One of the things I continue to notice is the viewpoint that single people are not missing out, but I contend that they are and that is kind of the point. Right at the heart of his chapter on singleness Paul says this:
This is what I mean, brothers: the appointed time has grown very short. From now on, let those who have wives live as though they had none, and those who mourn as though they were not mourning, and those who rejoice as though they were not rejoicing, and those who buy as though they had no goods, and those who deal with the world as though they had no dealings with it. For the present form of this world is passing away. (1 Corinthians 7:29-31)
Paul may be referring to a specific trial the Corinthians were facing but even if that is so I think he is projecting that crisis to the eschatological crisis. That is Christ is coming soon. In the light of eternity this life is short. We can then acknowledge that we will miss out on things now, but that is fine because we await an eternal reality and not simply a temporal fulfilment.
Singles do miss out. I love my nieces and nephews but I do not have children of my own, I miss out on that ‘joy’ (I know my nieces and nephews well enough to know that it is not always joy!). I don’t have a wife and a family and as such I don’t put down such strong roots, I don’t quite feel at home in life. But that is point, it is a constant reminder that I am not at home, ‘the appointed time has grown very short’. I do miss out on things but since this world is not all there is, that missing out points me to the hope of resurrection life (1 Corinthians 15).

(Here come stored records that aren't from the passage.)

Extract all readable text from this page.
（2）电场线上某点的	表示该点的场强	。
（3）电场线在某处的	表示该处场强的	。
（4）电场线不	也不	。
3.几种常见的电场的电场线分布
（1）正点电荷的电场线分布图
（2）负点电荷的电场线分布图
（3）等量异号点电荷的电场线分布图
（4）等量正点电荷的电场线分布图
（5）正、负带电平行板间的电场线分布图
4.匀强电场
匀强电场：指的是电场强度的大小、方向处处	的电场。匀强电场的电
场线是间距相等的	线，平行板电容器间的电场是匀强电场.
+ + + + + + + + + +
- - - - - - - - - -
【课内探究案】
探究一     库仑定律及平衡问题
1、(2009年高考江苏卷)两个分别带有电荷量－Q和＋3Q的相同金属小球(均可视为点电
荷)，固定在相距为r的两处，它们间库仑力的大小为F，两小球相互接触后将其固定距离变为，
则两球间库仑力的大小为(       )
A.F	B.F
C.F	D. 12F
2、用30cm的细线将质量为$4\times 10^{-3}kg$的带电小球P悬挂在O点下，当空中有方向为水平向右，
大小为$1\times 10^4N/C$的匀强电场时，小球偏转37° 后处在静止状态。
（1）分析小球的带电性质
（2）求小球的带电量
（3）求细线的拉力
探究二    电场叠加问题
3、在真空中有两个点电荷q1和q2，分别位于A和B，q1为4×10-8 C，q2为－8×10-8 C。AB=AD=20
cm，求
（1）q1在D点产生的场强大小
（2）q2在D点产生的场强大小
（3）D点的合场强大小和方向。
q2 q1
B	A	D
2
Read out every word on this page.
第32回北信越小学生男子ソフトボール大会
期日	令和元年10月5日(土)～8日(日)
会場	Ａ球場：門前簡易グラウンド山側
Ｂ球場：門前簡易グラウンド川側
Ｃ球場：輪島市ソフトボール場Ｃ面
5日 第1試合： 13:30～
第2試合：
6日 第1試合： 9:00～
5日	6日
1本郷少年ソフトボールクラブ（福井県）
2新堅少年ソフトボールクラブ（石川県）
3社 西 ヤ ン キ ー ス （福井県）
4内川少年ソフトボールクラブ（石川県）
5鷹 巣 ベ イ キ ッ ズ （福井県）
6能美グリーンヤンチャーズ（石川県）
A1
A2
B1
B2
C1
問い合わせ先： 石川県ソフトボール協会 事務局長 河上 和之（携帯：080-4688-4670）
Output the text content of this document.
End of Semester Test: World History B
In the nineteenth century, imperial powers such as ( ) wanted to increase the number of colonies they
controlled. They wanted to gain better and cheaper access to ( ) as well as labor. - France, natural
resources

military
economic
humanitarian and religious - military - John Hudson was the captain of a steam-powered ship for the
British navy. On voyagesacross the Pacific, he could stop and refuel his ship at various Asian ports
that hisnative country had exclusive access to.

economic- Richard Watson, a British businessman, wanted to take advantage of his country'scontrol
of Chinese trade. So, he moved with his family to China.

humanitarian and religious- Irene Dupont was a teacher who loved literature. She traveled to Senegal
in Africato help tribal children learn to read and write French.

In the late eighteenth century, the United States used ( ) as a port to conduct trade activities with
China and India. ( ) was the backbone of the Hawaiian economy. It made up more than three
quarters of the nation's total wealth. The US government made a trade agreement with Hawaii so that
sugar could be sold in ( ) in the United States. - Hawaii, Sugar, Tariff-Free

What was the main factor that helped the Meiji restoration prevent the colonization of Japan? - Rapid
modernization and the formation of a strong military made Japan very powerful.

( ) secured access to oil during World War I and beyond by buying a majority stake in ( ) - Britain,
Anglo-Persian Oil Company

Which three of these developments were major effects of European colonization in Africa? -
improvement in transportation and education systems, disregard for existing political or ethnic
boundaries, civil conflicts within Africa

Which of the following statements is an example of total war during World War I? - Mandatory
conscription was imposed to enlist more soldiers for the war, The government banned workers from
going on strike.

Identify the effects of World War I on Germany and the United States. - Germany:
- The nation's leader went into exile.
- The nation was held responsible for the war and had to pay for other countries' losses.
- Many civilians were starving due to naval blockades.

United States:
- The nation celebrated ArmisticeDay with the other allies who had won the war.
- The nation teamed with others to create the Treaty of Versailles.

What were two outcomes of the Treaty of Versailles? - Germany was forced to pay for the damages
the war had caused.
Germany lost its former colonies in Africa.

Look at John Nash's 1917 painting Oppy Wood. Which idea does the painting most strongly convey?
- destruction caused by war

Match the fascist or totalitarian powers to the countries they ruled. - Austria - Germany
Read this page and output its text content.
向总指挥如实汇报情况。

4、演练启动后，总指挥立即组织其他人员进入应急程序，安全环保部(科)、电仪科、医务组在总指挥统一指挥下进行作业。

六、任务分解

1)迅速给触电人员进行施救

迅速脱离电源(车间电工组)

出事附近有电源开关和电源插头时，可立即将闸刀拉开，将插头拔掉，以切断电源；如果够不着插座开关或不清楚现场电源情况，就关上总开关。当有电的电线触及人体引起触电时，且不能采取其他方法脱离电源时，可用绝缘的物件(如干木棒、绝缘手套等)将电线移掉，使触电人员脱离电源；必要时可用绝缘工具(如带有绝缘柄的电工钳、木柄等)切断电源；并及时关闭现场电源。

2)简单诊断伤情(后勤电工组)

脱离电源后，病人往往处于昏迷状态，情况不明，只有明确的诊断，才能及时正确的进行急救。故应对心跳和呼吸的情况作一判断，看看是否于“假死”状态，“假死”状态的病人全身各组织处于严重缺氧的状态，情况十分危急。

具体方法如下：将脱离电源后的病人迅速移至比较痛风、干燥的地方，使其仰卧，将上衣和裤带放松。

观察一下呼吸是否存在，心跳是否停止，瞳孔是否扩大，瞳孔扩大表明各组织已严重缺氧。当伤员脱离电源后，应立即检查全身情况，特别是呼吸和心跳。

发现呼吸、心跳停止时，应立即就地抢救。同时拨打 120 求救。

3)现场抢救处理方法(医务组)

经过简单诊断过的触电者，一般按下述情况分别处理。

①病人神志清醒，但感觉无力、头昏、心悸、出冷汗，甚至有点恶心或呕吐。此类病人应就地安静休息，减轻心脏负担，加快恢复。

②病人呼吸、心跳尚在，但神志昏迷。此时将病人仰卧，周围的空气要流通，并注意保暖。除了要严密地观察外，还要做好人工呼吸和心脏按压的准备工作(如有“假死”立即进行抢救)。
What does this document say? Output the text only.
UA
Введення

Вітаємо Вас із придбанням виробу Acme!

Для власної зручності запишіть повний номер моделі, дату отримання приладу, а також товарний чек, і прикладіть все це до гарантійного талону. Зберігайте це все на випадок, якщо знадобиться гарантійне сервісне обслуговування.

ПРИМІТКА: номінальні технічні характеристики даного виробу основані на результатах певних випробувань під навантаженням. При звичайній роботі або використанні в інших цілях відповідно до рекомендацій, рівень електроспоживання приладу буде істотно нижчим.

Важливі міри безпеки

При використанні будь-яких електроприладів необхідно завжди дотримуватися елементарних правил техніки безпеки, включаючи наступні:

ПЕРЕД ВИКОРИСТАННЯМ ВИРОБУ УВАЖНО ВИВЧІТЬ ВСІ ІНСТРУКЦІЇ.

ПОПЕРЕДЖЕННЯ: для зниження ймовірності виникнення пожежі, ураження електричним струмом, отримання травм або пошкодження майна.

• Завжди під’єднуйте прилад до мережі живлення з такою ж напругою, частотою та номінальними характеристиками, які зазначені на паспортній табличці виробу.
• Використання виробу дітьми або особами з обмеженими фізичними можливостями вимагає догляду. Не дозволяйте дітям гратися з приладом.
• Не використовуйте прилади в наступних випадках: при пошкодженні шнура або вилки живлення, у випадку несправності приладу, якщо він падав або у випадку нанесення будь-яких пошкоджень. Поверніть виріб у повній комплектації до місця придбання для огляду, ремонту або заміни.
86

One of the roles that single people can play in the church is that as they realize what they do miss out on and yet continue in their faithful following of Christ. They can teach the whole church, fidelity to Christ in this situation points us to the fact that we can miss out, because our hope is not now, but to come.
It strikes me that this is all part of something far deeper that we need to grasp, of which I have written before. The desire to declare that singleness is not missing out, is a desire to explain how Paul can call something ‘good’. However, something can be good and hard. We would never deny that marriage can be hard, but that does not mean that it is not good. In this life suffering and hardship can be good, after all is that not the center of our faith? Do we not praise God for the suffering of Christ which brought us life?
This is not to say there aren’t great joys and benefits in the single life, as Paul goes on to explain. But singles do miss out, as do those who marry, they miss out on the benefits of singleness. But missing out combined with faithful endurance is good because it is life lived in hope and an implicit acknowledgement that “…the present form of this world is passing away.”